Just because someone is wearing a hearing aid does not mean they have perfect hearing, hearing aids can make a big difference but cannot fully restore hearing. Lip reading also helps but not everyone is good at it and even to those who are, many words use the same lipshapes so it can be difficult or impossible to know which word is meant.

If someone has trouble hearing, I should shout.

Volume is often not the problem when someone cannot understand you. Shouting can make things worse; with lipreading, shouting changes the shape of your face as well as the sound of your voice, making it difficult to know what you are saying. Also, for someone wearing a hearing aid shouting could actually be painful.
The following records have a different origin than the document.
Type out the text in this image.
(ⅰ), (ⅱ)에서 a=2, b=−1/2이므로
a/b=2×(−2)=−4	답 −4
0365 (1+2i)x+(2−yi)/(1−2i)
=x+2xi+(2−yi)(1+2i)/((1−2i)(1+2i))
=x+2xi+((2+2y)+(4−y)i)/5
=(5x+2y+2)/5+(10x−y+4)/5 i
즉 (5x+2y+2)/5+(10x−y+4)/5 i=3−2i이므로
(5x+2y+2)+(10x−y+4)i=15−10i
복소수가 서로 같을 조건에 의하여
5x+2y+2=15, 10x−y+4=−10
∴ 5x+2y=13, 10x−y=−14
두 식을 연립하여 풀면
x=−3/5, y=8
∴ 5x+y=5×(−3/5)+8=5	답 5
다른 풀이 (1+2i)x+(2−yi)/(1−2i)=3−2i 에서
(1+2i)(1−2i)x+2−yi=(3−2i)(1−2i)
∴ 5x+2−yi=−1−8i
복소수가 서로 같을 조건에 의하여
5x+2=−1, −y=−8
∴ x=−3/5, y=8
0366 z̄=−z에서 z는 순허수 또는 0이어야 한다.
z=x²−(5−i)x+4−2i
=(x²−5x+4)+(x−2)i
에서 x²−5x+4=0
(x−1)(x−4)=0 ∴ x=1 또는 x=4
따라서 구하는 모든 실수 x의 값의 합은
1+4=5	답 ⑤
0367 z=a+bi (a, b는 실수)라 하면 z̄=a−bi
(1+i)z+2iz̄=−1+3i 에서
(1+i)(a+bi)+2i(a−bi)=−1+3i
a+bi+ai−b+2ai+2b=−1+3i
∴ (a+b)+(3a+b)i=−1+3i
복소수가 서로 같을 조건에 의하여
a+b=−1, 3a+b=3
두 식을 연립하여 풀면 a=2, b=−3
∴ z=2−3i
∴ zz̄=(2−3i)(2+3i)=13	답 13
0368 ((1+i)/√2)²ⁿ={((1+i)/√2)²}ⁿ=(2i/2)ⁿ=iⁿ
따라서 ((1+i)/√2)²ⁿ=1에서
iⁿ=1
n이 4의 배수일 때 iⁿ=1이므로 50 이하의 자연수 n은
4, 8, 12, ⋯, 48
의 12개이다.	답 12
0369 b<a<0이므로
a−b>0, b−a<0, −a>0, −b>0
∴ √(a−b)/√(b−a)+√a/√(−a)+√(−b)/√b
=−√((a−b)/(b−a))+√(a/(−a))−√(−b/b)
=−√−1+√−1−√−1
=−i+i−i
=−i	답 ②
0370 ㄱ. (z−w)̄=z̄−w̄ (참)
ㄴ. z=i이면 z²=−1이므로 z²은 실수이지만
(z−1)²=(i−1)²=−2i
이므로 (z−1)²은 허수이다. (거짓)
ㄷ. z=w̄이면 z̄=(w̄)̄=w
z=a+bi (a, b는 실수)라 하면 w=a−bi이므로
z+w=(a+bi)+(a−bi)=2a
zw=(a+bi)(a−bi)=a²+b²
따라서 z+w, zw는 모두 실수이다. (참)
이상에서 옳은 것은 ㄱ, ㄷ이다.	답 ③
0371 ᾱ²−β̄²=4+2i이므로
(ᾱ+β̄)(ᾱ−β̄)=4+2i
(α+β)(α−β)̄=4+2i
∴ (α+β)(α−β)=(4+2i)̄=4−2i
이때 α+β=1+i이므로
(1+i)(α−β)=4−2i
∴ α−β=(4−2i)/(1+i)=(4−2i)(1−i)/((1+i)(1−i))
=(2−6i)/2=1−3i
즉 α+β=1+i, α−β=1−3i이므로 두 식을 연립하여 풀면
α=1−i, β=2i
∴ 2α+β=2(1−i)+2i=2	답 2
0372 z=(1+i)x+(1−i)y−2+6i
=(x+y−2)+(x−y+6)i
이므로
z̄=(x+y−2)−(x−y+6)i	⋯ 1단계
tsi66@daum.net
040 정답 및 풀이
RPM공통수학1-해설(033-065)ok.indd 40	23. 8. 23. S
Instead, consider your location – if there is a lot of background noise hearing aids amplify this making it difficult to distinguish words (many conference centres and meeting rooms have induction loops to help with this) – maybe find a quieter area. Speak clearly, forming words correctly and at steady volume, you shouldn’t need to slow down, a natural speaking rhythm is best. If you are too far away that can also be a factor.

People use hearing loss to avoid conversations, she speaks to that woman all the time but says she has problems with me.

This is simply untrue, hearing loss is often concerned with certain pitches of sound so one person’s voice may be less clear to a particular person. It may also be linked to how you speak, try some of the tips above.